Но музыка ночи просачивалась сквозь стены, двери и шторы; приглушенный стон сирен, поющих антифон их гимнам, тихие щелчки выстрелов, отбивавших ритм в псалмах, поднявшиеся крещендо сразу после полночи и оборвавшиеся... молчанием.

 Кэрол видела, что Бернадетте особенно тяжело. Она сжималась при каждом завывании сирены, вздрагивала при каждом выстреле. Разделяя ужас Бернадетты, Кэрол все же подавляла его, прятала поглубже ради подруги. В конце концов, Кэрол старше, и она знает, что сделана из материала покрепче. Бернадетта так невинна, так чувствительна даже по меркам вчерашнего мира, когда еще не было вампиров. Как же ей выжить в мире, который будет после этой ночи? Ей нужна будет помощь. И Кэрол поможет, насколько это в ее силах.

Но при всех ужасах, притаившихся за шумом ночи, безмолвие было еще хуже. Ни один людской вопль боли и ужаса не проникал в их святилище, но воображаемые крики страдающих людей отдавались в голове в невыносимом молчании.

— Боже милосердный, что же там происходит? — спросила Бернадетта, когда они прочли вслух двадцать третий псалом.

Она скорчилась на матрасе, набросив одеяло на плечи. Пламя свечи плясало в ее перепуганных глазах и заставляло плясать высокую сгорбленную тень на стене за ее спиной.

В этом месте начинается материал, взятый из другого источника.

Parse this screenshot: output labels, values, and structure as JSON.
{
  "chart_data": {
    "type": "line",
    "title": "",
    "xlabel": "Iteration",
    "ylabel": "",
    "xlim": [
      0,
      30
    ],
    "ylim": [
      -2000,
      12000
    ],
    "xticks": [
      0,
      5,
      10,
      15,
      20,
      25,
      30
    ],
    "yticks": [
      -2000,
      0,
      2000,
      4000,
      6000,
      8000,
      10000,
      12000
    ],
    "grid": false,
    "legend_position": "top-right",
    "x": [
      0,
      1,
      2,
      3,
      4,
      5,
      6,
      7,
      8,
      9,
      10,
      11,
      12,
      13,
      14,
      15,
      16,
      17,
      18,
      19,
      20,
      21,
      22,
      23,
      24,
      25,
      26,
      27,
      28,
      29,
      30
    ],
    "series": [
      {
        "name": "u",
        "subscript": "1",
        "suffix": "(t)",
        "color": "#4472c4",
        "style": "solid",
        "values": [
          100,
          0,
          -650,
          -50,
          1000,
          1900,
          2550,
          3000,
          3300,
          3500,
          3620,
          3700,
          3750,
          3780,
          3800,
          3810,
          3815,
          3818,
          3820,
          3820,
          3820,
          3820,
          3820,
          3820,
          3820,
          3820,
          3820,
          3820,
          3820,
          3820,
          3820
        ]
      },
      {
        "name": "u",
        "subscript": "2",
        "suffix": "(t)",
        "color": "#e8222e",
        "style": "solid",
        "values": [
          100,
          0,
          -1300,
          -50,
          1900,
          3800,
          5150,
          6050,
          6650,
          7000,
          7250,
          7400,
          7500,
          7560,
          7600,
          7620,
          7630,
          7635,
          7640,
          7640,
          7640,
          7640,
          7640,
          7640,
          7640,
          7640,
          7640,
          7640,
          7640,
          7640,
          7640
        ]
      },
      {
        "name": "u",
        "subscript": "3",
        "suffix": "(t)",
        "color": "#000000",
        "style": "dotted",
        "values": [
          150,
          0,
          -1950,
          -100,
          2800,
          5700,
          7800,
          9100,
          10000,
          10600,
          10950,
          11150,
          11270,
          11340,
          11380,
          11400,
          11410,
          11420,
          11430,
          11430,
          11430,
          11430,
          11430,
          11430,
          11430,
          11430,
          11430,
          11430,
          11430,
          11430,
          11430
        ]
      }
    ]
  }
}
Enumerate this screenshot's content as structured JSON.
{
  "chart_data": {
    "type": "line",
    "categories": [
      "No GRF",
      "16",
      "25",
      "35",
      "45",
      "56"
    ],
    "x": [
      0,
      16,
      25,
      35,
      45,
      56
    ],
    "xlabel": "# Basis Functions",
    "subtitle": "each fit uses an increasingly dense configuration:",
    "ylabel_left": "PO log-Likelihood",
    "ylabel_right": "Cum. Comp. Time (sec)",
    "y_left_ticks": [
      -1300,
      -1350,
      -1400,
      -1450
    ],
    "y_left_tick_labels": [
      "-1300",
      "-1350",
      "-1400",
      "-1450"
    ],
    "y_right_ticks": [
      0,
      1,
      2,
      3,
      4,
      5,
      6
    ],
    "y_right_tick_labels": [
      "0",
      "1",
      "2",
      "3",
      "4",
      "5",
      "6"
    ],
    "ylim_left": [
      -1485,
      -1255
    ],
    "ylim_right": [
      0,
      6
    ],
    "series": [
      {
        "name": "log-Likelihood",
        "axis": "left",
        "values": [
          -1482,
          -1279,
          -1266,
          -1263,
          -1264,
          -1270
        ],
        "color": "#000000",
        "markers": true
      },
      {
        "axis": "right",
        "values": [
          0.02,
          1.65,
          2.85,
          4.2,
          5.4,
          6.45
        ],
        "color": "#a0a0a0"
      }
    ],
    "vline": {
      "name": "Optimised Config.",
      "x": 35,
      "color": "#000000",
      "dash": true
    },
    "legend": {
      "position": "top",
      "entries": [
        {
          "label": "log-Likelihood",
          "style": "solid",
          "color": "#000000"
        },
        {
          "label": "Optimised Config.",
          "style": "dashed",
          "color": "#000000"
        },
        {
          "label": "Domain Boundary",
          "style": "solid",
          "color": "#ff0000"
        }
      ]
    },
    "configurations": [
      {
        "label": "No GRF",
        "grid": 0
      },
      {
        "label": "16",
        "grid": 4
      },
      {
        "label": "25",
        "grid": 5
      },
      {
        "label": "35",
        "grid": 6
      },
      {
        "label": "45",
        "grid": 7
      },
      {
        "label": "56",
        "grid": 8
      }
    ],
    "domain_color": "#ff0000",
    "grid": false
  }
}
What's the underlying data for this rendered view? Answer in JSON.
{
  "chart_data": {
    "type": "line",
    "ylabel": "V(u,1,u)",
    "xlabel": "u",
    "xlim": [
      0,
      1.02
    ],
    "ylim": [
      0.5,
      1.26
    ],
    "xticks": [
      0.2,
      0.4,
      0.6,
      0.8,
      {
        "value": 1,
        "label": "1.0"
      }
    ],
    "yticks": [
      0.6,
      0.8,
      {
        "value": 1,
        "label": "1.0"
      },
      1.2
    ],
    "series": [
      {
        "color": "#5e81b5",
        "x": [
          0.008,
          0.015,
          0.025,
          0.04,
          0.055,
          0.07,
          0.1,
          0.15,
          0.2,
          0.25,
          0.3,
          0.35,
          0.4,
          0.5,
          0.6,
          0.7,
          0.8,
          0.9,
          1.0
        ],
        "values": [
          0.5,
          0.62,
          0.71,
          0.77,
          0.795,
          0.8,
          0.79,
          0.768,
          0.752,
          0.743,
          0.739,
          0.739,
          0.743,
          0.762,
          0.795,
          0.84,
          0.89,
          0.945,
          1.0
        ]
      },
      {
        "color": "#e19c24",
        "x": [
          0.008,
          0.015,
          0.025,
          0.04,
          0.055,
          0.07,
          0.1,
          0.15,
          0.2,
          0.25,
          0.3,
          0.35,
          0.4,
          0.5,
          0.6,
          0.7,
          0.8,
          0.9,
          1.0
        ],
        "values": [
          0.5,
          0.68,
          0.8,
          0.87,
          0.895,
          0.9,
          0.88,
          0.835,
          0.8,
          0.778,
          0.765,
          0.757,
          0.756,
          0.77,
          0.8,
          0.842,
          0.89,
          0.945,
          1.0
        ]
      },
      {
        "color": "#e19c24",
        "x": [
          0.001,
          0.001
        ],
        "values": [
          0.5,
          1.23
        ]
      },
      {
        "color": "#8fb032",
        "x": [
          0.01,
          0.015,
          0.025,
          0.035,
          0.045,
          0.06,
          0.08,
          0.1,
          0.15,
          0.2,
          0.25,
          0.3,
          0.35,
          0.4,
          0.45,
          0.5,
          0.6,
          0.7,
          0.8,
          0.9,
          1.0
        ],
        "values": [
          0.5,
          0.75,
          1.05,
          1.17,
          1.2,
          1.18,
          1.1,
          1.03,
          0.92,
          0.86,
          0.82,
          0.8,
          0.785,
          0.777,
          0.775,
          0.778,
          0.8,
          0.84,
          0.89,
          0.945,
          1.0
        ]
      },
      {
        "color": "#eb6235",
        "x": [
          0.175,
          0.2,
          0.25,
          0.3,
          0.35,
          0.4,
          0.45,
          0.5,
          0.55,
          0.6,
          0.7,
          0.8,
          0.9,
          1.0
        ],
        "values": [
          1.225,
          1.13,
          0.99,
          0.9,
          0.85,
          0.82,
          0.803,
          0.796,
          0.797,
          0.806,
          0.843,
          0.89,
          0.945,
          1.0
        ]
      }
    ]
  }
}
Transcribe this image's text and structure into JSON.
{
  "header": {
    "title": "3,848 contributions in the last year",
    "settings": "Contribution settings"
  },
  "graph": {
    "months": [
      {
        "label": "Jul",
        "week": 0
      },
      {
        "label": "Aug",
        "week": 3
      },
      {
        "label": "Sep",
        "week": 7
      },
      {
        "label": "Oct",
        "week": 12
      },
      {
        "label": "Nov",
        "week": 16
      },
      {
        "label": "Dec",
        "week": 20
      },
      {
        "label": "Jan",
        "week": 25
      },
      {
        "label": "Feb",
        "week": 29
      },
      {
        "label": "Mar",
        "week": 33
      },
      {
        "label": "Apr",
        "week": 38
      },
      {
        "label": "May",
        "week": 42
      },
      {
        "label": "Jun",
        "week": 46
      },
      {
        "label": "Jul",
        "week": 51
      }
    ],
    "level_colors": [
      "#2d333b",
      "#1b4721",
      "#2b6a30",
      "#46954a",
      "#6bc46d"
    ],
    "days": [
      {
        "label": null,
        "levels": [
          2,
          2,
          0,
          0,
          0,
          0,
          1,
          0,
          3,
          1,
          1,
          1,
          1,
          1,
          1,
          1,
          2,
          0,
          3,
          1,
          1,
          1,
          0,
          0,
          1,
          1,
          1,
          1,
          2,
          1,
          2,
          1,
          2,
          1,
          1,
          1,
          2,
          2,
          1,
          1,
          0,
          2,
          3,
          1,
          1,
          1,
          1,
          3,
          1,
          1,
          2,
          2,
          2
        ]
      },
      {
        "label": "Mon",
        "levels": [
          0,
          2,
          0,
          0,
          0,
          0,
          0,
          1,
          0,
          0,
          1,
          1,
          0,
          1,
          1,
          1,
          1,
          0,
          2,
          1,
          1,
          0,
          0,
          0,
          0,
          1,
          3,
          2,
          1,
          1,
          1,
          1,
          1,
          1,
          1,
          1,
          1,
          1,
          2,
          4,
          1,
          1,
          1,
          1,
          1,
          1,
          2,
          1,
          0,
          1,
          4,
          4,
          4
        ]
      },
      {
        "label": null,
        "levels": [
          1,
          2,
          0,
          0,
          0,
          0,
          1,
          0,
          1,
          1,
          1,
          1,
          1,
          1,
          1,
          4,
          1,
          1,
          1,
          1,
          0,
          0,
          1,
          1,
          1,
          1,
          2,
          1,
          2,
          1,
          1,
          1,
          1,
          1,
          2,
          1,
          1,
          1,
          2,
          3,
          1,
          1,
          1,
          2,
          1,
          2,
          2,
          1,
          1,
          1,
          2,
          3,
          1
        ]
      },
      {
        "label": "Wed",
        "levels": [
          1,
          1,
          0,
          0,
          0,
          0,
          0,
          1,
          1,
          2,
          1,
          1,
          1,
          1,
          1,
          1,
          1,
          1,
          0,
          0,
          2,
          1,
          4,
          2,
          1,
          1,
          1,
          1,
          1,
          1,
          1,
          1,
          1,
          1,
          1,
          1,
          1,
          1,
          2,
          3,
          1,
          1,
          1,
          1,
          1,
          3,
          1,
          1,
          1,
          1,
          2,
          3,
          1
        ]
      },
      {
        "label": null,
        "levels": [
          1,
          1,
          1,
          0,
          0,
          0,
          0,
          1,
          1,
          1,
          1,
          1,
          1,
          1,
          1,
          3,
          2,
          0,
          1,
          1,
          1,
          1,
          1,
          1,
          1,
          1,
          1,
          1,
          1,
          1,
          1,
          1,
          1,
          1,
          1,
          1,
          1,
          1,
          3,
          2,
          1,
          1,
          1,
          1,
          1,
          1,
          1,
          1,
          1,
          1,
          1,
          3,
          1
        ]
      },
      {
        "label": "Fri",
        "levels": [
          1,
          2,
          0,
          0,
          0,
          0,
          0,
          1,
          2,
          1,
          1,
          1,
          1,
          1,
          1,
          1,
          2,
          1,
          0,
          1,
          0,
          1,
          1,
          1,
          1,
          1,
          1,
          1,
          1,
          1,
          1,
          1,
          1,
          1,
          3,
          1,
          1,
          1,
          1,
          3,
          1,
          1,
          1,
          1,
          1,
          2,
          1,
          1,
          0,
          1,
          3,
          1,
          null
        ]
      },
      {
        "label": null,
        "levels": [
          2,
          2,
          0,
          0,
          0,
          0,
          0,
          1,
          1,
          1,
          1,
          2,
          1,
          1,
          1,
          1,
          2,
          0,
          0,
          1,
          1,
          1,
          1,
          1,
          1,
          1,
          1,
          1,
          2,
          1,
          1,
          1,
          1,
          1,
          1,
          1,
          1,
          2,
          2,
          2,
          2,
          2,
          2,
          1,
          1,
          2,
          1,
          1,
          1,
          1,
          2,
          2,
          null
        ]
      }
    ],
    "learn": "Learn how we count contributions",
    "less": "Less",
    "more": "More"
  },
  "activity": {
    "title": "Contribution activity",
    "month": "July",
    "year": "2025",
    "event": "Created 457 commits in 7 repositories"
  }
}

Кэрол сидела на кровати, скрестив ноги. Она прислонилась спиной к стене и старалась не дать глазам закрыться. Изнеможение лежало свинцовым грузом на ее плечах, облаком окутывало мозг, но она знала, что вопрос о сне даже не рассматривается. Не сегодня, не ночью, не до восхода солнца. А может быть, и тогда тоже нет.

— Спокойней, Берн...— начала Кэрол и остановилась.